November 8 2017 will see 8 States in America go to the polls. The Russian inquiry was on the minds of many people.
Those responsible for the polling systems are on high alert. This concern is due to Russia’s hacking abilities.
Despite no solid proof of affecting the votes in the 2016 election worry lingers. Russian hackers have found ways to gather emails from high ranking officials.
At present there is considerable doubt in the voting system. The current investigations don’t help either. Congress had been looking into Russia’s use of social media.
It was reported by investigators that the voting systems of 21 States were targeted. Illinois was breached, while Arizona was sort of breached, whatever that means.
The other 19 were just targeted but Russians had no success there. Despite their efforts it wasn’t believed any votes were changed.
The voting was mostly affected by what is considered misinformation. It is believed that inside help was received by Russians to help determine where to target.
Russia interfering with present elections would strengthen Republicans. Trump is currently on an Asian tour and plans to meet with Putin about North Korea.
Worries also lingers over 2018 elections. Republicans want stricter measures for voters. Kris Kobach wants voters to provide proof of citizenship.
Kobach is Vice Chairman of Trump’s Election Fraud Commission.

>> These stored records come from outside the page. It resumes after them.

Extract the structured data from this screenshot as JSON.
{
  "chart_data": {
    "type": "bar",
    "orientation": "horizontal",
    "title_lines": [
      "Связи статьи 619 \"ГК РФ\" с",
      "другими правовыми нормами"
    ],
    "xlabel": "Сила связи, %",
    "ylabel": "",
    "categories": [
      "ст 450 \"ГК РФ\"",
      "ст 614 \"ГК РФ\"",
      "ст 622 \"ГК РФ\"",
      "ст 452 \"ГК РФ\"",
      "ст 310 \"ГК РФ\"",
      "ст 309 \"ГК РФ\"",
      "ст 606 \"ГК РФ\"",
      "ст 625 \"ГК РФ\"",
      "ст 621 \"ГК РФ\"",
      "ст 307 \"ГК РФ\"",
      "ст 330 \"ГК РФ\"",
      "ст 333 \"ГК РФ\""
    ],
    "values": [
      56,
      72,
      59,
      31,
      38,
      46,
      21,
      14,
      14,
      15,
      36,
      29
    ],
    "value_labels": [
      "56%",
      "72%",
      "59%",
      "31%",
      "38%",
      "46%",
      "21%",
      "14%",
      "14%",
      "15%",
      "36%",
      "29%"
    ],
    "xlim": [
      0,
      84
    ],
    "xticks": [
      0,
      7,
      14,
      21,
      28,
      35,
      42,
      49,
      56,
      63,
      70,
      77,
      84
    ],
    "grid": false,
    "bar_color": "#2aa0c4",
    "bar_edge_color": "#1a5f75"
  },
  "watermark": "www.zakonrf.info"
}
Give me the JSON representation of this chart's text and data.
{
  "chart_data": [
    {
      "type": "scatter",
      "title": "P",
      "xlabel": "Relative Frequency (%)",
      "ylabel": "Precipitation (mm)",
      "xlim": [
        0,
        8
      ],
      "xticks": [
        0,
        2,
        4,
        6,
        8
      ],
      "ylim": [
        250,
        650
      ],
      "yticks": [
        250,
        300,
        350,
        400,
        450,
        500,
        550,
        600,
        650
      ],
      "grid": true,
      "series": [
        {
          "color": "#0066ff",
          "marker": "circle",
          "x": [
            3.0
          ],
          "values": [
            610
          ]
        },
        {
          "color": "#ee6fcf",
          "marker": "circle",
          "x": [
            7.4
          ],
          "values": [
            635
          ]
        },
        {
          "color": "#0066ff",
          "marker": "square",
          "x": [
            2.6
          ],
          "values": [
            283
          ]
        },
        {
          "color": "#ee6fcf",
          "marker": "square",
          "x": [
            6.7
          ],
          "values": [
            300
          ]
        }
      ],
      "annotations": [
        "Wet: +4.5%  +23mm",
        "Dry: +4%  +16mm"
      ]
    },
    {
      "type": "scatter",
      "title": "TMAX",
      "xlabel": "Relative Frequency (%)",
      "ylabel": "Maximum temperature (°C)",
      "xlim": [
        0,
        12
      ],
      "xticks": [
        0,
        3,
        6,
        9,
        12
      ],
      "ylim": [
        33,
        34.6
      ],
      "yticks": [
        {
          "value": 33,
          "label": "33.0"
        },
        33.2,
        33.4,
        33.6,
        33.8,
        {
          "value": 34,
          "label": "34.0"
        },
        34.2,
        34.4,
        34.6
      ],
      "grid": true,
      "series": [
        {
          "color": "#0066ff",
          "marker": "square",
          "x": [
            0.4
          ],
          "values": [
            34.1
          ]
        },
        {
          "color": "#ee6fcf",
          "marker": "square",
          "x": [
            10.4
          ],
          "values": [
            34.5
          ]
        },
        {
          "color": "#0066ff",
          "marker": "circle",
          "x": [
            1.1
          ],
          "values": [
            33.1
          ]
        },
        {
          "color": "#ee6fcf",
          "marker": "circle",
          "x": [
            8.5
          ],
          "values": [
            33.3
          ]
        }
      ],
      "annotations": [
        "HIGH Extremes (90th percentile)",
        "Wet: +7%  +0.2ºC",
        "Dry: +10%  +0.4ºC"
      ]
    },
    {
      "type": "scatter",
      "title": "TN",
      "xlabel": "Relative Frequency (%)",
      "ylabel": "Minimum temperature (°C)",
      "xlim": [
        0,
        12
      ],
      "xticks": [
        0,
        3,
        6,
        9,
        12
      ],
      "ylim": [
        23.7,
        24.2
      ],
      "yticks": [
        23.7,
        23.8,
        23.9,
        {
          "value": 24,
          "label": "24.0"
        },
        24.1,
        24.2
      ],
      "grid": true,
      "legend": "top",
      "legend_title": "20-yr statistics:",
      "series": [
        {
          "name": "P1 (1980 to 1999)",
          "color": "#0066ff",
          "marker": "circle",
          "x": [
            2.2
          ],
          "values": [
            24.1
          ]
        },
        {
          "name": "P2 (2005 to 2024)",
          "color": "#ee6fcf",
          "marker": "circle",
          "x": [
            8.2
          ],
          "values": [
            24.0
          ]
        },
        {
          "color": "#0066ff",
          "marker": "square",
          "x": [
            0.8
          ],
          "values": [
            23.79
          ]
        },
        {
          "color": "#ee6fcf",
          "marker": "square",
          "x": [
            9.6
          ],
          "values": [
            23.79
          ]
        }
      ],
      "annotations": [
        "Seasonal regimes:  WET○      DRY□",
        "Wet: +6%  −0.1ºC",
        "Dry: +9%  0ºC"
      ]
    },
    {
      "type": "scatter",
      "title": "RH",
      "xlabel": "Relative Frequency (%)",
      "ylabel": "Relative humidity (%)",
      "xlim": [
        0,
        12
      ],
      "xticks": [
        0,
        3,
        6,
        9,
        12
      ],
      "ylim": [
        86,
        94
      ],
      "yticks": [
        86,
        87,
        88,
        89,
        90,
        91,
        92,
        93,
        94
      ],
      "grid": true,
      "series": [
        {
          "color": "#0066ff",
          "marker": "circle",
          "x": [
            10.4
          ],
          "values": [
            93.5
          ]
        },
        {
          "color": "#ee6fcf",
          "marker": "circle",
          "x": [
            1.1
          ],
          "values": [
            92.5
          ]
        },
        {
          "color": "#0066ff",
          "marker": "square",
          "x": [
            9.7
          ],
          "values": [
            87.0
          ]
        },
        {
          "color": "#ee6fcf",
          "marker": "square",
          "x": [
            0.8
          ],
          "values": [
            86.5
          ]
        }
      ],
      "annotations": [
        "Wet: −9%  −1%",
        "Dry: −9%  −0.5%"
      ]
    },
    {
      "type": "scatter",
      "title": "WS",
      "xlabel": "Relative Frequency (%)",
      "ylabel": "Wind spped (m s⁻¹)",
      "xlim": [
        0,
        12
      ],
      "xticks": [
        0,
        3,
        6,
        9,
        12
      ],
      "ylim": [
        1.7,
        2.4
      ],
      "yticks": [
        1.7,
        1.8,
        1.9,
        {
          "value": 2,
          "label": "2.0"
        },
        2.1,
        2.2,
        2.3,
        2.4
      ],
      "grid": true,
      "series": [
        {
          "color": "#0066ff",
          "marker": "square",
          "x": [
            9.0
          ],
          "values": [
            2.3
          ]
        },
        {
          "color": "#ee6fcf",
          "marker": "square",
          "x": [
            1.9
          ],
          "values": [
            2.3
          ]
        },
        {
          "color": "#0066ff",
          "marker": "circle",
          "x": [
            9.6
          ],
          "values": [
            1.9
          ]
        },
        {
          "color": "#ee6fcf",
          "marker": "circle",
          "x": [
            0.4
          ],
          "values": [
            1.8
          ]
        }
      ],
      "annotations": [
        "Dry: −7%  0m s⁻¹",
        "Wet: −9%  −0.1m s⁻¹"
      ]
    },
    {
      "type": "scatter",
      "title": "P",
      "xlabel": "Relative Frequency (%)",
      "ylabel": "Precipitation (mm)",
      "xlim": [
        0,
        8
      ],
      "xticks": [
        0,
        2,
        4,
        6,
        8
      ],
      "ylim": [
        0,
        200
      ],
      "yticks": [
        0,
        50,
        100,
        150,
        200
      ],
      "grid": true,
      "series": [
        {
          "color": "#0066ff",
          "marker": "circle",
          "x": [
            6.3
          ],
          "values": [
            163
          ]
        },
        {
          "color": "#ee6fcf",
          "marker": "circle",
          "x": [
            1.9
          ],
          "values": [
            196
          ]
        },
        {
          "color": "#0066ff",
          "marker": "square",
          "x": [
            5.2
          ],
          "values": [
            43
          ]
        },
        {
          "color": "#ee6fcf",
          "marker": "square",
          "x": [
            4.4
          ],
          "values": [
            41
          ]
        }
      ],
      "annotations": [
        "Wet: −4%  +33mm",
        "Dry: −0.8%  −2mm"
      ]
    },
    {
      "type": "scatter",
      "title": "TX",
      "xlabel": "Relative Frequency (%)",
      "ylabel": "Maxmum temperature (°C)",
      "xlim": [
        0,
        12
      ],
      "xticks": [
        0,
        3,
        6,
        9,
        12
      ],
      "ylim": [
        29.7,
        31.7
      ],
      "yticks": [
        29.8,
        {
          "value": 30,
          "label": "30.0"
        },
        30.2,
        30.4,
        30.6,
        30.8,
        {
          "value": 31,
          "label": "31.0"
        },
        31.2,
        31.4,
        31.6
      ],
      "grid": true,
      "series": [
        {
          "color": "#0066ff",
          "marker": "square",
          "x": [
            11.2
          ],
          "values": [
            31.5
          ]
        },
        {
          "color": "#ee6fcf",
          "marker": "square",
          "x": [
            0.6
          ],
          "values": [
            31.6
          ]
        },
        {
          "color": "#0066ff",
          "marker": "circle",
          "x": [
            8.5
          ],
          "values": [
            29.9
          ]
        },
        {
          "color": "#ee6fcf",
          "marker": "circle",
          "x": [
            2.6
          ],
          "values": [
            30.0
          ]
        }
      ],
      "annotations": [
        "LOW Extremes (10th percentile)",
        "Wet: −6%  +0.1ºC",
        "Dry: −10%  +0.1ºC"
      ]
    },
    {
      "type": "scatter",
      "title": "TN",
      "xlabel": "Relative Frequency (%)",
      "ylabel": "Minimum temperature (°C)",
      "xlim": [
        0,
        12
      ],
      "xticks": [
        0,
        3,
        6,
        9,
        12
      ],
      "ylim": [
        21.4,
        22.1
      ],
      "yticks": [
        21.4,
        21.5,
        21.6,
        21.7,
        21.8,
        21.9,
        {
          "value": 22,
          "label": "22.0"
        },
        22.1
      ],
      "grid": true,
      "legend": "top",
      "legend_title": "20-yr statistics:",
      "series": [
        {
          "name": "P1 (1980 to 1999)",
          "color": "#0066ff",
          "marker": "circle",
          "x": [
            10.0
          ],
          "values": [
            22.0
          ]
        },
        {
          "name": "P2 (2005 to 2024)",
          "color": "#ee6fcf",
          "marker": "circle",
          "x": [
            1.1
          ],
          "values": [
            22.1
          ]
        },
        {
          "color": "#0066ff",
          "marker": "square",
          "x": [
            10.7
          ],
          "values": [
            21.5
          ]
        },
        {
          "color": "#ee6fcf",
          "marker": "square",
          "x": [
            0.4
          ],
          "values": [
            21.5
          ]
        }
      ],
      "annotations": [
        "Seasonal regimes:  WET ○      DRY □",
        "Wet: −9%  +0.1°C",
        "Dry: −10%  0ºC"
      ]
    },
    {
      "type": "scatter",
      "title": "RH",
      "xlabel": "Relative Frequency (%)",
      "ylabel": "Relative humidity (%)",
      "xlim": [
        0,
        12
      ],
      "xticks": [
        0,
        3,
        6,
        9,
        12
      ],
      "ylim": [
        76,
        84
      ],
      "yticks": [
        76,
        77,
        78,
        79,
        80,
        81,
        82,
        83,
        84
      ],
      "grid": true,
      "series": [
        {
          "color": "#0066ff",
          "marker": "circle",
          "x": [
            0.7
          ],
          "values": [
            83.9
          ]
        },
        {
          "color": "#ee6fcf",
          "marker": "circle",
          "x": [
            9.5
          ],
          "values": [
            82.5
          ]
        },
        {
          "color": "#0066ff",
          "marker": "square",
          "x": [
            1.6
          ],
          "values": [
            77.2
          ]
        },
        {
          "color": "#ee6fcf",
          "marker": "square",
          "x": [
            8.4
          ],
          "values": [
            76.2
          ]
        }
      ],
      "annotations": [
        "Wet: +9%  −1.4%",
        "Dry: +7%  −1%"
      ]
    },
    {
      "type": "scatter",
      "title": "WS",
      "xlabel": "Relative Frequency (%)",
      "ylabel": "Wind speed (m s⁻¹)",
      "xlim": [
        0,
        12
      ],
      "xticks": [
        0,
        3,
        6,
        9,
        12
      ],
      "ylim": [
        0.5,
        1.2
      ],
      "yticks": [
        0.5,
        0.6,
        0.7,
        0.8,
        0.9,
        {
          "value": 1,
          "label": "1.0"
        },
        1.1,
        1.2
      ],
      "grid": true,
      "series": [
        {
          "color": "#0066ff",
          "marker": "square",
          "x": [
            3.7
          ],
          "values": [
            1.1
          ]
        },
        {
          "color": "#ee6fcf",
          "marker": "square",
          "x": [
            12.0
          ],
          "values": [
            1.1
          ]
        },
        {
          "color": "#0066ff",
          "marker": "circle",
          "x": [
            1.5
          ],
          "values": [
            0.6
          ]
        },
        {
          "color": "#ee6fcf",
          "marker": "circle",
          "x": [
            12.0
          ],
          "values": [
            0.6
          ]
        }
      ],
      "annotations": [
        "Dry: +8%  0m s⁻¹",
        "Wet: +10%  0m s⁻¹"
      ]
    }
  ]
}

Kristen Clarke said “there appears to be an almost coordinated campaign unfolding across the Country to institute voting suppression measures at the local and State level.”
Kristen Clarke is the Executive Director of the Lawyers’ Committee for Civil Rights Under Law.
“Whether it’s hostility, recalcitrance or recklessness, sadly, we’re seeing many efforts to turn back the clock on the voting rights of ordinary Americans,” Clarke said.
Analysts believed that the new legislation would put Democrats at a disadvantage.
“The cards are, in many ways, stacked against the Democrats,” Sobel said. “it really depends on whether the Trump administration alienates enough of the Democratic base to turn out in high enough numbers to overcome all those biases.”
Robert Popper said “you can temporarily swell your rolls (under that scenario) and that can be a legitimate explanation. But that is not what we find. People doing too much cleaning? That is not something we run into a lot.” Robert Popper is a senior attorney at Judicial Watch.
Wendy Weiser said “here were a lot of small decisions that affected voting access in Florida.”
Weiser heads the Democracy Program at the Brennan Center for Justice at NYU School of Law.
She said “what was significant about Florida was we all saw it. We all looked under the hood together.”
The voting system should always be transparent as humanly possible. Those who handled the system must have integrity as well.